Representing Vietnam

Asian Games

Asian Indoor Games

Asian Championships

Southeast Asian Games

= Vũ Thị Hương =

Vietnamese sprinter

Vũ Thị Hương (born October 7, 1986, in Định Hóa, Thái Nguyên) is a former track and field sprint athlete who competes internationally for Vietnam.

She won the silver medal in women's 100m event and the bronze medal in women's 200m event at the 2007 Asian Athletics Championship in Amman, Jordan. She also won the bronze medal in women's 100m and silver medal in the women's 200m event at the 16th Asian Games in Guangzhou, China in 2010.

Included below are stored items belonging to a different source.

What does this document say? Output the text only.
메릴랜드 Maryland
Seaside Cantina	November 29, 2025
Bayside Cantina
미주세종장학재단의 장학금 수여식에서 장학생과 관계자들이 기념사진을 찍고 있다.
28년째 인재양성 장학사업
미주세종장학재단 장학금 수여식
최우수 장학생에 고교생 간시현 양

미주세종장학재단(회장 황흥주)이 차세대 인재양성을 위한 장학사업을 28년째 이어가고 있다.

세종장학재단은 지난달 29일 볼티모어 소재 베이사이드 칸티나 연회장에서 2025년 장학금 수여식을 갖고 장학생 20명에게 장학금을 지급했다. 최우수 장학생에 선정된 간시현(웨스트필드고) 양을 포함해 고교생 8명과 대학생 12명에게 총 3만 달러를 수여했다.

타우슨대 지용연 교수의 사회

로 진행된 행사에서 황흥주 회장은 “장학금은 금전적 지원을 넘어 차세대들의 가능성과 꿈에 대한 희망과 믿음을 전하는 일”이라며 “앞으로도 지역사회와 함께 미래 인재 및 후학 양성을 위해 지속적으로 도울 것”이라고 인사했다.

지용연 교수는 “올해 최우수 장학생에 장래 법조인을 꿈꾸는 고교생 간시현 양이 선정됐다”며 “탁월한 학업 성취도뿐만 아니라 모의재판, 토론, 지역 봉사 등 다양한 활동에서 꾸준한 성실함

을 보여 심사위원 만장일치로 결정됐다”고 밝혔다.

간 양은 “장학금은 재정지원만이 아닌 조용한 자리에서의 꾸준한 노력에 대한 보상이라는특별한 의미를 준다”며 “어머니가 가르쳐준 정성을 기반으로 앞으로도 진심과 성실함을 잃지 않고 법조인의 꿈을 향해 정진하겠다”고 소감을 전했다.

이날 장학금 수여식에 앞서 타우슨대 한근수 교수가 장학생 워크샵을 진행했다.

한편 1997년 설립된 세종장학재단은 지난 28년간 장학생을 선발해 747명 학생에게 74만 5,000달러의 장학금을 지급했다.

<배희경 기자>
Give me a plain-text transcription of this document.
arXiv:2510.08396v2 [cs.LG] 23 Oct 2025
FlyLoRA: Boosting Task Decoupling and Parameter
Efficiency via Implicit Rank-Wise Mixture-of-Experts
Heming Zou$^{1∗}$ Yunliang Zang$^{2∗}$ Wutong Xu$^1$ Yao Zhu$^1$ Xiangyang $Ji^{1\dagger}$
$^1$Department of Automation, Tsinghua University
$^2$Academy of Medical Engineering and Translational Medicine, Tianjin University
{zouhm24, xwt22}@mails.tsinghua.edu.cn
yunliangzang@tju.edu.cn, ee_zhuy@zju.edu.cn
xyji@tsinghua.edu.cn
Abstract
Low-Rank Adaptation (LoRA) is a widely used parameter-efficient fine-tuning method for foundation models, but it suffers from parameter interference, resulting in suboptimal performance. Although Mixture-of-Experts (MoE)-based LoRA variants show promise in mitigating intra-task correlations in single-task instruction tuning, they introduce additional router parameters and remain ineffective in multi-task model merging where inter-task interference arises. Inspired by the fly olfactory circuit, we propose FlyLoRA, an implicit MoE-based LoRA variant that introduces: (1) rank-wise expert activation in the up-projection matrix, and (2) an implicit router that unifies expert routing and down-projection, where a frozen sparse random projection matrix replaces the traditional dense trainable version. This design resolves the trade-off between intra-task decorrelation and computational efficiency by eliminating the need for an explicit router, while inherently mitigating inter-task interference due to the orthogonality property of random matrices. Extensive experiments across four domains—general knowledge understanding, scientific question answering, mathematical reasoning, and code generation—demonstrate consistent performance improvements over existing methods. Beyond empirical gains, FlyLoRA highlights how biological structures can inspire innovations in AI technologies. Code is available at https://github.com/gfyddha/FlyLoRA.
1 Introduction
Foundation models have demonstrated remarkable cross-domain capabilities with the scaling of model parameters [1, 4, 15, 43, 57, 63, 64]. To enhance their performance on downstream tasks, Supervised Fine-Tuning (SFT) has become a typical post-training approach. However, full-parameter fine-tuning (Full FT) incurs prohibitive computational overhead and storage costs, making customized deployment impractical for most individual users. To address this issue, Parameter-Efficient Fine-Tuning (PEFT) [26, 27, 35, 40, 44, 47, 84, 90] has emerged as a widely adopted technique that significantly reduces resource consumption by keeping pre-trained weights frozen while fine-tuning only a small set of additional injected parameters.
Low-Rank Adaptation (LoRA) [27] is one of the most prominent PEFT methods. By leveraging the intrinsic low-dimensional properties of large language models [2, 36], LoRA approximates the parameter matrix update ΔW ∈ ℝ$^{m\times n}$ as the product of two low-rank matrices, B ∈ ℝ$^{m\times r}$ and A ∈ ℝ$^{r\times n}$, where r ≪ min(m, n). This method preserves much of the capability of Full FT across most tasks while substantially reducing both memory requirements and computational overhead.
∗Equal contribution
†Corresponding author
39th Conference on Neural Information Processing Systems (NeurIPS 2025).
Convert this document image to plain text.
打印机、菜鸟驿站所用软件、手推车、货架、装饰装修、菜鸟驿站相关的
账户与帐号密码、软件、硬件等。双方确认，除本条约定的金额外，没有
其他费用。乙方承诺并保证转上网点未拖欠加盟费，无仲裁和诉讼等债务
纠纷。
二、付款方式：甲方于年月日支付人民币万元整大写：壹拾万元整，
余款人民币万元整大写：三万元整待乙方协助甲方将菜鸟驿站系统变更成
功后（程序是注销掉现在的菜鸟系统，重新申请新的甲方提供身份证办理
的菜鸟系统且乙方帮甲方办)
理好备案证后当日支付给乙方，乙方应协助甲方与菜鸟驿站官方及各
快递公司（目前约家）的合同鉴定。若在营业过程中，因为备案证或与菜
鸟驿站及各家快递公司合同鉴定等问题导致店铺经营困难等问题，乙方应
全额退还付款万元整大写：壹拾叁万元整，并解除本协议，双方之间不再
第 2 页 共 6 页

At recent Southeast Asian Games editions, she has been dominating the short distances. She won the double (both 100m and 200m) gold medal at the 2007 Games in Thailand, and the 100m gold and 200 m silver at the 2005 Games in the Philippines. At the first SEA Games in her career (2003 in Vietnam) she won bronze in the 100m and silver in the 4x100 relay with the Vietnam team.

Vũ Thị Hương represented Vietnam at the 2008 Summer Olympics in Beijing. She competed at the 100 metres sprint and placed third in her first round heat after Kim Gevaert and Yulia Nestsiarenka in a time of 11.65 seconds. She qualified for the second round in which she failed to qualify for the semi-finals as her time of 11.70 was the eighth and slowest time of her race. At the first elimination round, she beat many strong contestants including Chisato Fukushima of Japan and Halimat Ismaila of Nigeria.

At the 3rd Asian Indoor Games in Hanoi, she dominated in the women's 60 mm and won the gold medal in a time of 7.24 seconds.

Vũ Thị Hương was coached by Nguyễn Đình Minh, 1988 Olympic sprinter for Vietnam.